Посидели, глядя друг на друга. Женское сердце забилось сильнее. Хотелось протянуть руку, охватить затылок гостя и целовать, лаская другой ладонью, и думалось: «Отчего же не заметил желания, готовности на моем лице, отчего медлит? Неужели за прошедшую ночь, за недавний час сошла миловидность? Уж не постарела ли? Или поглупела?»
Выражение лица Самарина переменилось. Улыбнулся, и вот уже другой, помолодевший Кирилл, женщина тотчас заметила: испытываемое им освобождение куда более истинно, чем чувство свободы, пережитое сбежавшим с Белых Садов каторжанином или арестантом, выпущенным из тюрьмы Матулой. Из внутренней тюрьмы освободился, сам удивляется, и краше показался столь неожиданно обретенный белый свет.
— Чему улыбаешься? — спросила.
— Тебе, — ответил гость. — Пропадаю в твоем любопытстве.

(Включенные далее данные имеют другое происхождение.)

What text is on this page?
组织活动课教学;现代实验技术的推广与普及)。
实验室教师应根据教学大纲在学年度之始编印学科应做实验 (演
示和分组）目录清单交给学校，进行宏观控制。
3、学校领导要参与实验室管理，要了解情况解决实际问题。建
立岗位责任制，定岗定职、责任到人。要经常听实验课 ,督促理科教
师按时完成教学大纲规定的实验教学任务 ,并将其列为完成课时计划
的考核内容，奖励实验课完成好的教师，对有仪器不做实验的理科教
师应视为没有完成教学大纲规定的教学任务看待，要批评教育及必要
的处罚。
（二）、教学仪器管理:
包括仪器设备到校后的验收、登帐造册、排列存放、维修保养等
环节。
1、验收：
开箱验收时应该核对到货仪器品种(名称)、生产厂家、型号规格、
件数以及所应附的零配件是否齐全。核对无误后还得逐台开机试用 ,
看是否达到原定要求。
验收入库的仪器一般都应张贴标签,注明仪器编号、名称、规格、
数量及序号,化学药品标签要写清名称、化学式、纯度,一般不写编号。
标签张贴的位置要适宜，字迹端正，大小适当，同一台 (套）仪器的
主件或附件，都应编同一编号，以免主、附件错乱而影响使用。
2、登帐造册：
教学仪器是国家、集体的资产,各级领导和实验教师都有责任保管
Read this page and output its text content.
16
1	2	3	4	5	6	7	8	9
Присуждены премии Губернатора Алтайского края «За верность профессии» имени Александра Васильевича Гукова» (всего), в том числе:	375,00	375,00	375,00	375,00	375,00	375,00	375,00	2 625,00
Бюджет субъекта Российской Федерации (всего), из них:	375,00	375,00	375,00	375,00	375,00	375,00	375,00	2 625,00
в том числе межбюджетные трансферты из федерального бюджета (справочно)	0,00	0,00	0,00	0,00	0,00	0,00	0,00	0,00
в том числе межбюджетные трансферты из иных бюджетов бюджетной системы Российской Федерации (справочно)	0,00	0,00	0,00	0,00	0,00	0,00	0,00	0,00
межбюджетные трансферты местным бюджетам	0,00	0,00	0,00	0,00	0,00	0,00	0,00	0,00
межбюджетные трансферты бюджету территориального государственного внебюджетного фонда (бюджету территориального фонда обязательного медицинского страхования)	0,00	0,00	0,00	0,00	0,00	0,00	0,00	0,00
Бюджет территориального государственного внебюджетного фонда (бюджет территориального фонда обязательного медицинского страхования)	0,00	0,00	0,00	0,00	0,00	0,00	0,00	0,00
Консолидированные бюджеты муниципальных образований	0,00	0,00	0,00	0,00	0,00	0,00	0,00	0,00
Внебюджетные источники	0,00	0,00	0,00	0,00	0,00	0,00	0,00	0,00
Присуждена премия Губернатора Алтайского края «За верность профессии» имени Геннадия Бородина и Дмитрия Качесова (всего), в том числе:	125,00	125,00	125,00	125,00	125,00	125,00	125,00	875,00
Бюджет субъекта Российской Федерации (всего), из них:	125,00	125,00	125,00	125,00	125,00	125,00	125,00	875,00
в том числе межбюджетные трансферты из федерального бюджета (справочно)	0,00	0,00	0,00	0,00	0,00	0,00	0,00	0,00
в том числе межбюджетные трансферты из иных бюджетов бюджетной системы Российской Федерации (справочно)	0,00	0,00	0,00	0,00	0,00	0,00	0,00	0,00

Такое страстное желание его утолить!
Анна пожала плечами.
— Что ж, пропадай, — обронила хрипловато.
Потянулся, поцеловал в губы, руками за талию обнял. Склонились головы, соприкоснулись кончики языков. Прижав свои ладони к вискам Самарина, удерживала мужское лицо в половине вершка от своего. Так много всего сразу! Голова Кирилла была жаркая, и чувствовалось, как бьется пульс в висках. Не отрываясь, глядел ей в глаза.
— Что же ты делаешь?.. — шепнула.
— То, что хочешь, — сказал.
— А разве ты знаешь?
— Знаю.
— Так просто…
— Видишь ли, много времени прошло, — признался гость, — может, отвык. А может, все женщины на тебя похожи. Но вряд ли отвык. И вряд ли прочие с тобой сравнятся.
— Ты сегодня на суде глаз от меня не отводил, — сказала Анна, — всё время смотрел. Почудилось, будто ты меня знаешь…
— Знаю, — заверил Самарин, — еще и не то о тебе знаю…
Снова поцеловала пленника Анна и заслышала на лестнице шаги: Алеша звал мать.
— Подожди, — попросила и пошла к мальчику, наверх.
— Мне холодно, — пожаловался ребенок, — можно с тобой заснуть?
— Босиком из постели выбежал — как не продрогнуть! — упрекнула Анна сына. — Мама еще не ложится. Неужели печка успела погаснуть?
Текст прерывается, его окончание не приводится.